Modern music is slacker beats, hip-hop, raggae, all slower.
Am I right to think they're working around just three chords?
And what these musicians are accomplishing is about my next comments.

John I made a reply to your post but it must have gone down a black hole ^^
It has been getting on for 60 years since I played this type of jazz but I still love it, I cannot remember the chord sequence but it is a normal 32 bar tune with the standard middle 8 for solos, did you notice that the clarinet player had his priorities right in that he had a special glass holder on his stand into which he put his glass of good old draught beer (if they still have it in the UK)
 

John Watt

Member
Sometimes I feel like I'm disappearing down a black hole, without some proof to keep me afloat.
I dug up some souvenirs, or ephemera, according to the Antiques Roadshow, from the Selvis gigs.

This photo was given to me by a Kodak enthusiastic, a fan of the band.
That's David Burke on the left, a great pianist from Nova Scotia.
He blended various synth sounds with devices so they sounded choral,
not just like human voices, strings, woodwinds and piano all at once.
He was a non-smoker, non-drinker, and I had a car, so we bombed around a lot.
The drummer on the right just came up from Boston, and wasn't used to Sal's antics.
He was making his sister squeal a little.
That's me on the right, happy to be out of the spotlight, wearing a hiking jacket.
Visiting this new restaurant-bar as a band meant having a go at a nice afternoon buffet.
I remember the red peppers stuffed with anchovies, and the different butters.
The Sugars gig was huge, what used to be a supermarket.
People from Welland came up to me, saying is that really you John?
I still had the chords to "Can't Help Falling in Love" on my amp.

The security pass, oh yeah, how many rock musicians talk themselves into army bases?
This let me and Dave go inside and get into all the airplanes, tanks and vehicles,
chatting up a storm with all these military maintenance men.
They were surprised at my knowledge of radar, especially when I said that's Jimi Hendrix.

I say I dance around on stage.
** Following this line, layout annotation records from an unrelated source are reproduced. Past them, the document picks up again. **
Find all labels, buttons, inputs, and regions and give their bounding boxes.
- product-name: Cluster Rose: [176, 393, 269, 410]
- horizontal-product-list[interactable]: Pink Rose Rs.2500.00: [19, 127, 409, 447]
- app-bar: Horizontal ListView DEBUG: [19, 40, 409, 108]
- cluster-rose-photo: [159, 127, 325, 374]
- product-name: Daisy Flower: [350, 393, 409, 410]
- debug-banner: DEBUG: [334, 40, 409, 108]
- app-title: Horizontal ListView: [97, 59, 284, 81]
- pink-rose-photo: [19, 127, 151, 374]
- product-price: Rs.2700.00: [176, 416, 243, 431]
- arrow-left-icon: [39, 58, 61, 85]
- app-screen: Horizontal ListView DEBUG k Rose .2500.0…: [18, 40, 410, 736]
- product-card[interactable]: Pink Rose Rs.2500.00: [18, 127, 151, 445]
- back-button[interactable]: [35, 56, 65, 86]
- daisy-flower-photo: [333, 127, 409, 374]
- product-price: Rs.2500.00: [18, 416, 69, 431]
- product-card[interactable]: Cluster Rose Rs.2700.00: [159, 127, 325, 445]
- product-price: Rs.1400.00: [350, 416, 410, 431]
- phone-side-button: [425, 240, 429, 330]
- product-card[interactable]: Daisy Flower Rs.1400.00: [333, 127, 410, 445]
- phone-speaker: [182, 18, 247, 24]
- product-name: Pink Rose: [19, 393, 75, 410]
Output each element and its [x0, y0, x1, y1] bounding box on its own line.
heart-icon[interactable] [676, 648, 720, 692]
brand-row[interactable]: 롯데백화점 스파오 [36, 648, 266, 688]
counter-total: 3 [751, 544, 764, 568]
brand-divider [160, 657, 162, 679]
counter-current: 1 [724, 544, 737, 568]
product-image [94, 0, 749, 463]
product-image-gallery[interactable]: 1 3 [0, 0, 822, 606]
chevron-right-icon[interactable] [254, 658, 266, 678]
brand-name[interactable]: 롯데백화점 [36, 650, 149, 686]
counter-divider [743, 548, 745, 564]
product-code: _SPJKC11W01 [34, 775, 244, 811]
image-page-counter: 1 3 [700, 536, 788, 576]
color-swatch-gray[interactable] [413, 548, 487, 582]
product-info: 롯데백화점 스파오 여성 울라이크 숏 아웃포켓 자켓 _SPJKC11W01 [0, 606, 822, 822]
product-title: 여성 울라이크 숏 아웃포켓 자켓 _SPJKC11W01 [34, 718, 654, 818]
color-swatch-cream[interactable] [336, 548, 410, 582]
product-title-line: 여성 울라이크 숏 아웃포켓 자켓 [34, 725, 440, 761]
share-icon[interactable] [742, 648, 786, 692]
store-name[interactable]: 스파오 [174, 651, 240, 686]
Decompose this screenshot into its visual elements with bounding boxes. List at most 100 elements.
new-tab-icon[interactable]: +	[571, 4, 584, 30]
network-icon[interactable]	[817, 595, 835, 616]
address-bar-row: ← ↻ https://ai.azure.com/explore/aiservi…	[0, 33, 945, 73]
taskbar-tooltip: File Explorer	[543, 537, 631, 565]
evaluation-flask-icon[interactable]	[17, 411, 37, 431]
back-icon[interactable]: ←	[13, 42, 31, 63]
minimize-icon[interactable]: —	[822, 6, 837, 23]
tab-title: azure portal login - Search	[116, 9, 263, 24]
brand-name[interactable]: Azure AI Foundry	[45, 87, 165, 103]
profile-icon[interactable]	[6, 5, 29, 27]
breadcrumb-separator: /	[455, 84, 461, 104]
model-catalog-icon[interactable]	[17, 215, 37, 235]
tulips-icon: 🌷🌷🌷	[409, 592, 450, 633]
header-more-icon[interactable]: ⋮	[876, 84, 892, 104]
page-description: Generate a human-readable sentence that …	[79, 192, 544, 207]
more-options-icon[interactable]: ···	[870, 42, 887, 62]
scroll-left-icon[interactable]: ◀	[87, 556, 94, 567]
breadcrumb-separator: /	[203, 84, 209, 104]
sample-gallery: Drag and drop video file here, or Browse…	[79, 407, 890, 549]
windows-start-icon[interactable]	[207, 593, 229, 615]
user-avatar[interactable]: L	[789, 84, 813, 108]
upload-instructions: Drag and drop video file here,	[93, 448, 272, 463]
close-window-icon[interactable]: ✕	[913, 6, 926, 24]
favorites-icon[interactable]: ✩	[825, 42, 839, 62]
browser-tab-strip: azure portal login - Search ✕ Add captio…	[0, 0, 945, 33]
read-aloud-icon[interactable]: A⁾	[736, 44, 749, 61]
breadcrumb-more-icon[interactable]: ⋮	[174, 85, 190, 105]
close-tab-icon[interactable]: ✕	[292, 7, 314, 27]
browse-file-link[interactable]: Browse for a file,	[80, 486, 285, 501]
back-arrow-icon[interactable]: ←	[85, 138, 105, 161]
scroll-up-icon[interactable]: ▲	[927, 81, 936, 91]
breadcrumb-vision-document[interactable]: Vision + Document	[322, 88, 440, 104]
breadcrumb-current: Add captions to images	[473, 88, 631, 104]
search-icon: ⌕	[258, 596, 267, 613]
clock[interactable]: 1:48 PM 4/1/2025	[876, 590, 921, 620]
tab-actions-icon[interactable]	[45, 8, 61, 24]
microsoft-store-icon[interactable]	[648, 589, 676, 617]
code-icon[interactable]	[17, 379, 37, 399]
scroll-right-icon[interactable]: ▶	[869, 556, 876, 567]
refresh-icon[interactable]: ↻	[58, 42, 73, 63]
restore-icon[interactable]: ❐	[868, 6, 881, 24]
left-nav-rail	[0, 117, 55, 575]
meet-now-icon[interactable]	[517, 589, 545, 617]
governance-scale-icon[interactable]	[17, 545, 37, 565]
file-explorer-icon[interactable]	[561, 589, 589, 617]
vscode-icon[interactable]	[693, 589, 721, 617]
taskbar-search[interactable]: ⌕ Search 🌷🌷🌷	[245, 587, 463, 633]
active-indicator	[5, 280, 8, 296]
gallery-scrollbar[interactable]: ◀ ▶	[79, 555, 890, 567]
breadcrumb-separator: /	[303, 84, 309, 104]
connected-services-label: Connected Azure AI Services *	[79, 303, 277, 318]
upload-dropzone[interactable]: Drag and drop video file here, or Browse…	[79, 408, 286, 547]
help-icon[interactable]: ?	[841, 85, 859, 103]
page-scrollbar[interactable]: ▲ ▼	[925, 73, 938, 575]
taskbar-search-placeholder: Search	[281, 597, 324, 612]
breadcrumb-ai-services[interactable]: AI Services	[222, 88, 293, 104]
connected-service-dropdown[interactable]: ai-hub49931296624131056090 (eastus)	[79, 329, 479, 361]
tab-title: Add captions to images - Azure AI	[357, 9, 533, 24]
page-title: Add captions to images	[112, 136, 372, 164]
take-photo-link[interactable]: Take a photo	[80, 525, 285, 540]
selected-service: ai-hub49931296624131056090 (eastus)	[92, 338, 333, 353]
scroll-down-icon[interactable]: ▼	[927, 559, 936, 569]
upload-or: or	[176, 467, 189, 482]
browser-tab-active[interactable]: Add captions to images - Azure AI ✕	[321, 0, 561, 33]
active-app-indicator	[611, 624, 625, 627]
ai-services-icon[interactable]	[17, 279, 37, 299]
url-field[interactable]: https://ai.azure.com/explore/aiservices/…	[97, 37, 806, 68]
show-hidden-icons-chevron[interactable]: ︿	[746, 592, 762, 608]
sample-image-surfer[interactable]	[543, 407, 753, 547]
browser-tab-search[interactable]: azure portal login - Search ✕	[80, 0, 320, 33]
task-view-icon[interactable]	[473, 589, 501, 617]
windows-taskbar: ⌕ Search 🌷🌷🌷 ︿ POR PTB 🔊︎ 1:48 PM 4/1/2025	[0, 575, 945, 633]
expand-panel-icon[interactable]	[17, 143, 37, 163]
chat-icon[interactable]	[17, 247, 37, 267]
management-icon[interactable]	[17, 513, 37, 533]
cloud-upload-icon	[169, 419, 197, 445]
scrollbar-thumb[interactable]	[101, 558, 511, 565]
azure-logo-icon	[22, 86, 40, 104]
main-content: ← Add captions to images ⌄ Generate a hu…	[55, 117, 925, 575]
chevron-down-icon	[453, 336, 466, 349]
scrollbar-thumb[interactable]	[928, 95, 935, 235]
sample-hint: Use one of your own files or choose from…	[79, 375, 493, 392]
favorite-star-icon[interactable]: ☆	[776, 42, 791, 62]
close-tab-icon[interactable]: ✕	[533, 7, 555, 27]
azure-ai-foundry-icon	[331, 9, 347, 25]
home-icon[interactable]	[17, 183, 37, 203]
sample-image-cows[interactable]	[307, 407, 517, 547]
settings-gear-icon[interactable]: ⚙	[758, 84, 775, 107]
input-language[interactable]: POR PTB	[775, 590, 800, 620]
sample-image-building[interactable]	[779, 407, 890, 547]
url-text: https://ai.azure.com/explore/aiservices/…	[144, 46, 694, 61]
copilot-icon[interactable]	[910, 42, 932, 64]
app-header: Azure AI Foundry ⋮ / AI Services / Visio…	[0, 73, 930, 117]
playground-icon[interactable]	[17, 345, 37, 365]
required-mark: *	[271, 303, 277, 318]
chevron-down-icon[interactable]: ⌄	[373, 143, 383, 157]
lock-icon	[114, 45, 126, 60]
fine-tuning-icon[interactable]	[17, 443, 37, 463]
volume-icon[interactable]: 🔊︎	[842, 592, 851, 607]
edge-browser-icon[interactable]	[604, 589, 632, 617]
These guys offered me $75 for a fifteen minute show,
two shows a night, as long as I didn't use my guitar and took off all my clothes.
Getting a ride home with them in their limo was all the excitement I needed.

Seeing all this reminded me of how nervous I would feel, walking up onstage.
Until the band got going at volume, I was always worried about being able to play.
I would be ooo-ing and aah-ing background vocals, and singing an octave above Selvis.
Corrado spent four days asking and listening and trying to find out who was singing,
an octave above Sal, saying he liked it, vocal doubling, until I finally said it was me.
Hey! My mom had some original Elvis albums. I new Elvis in grade three.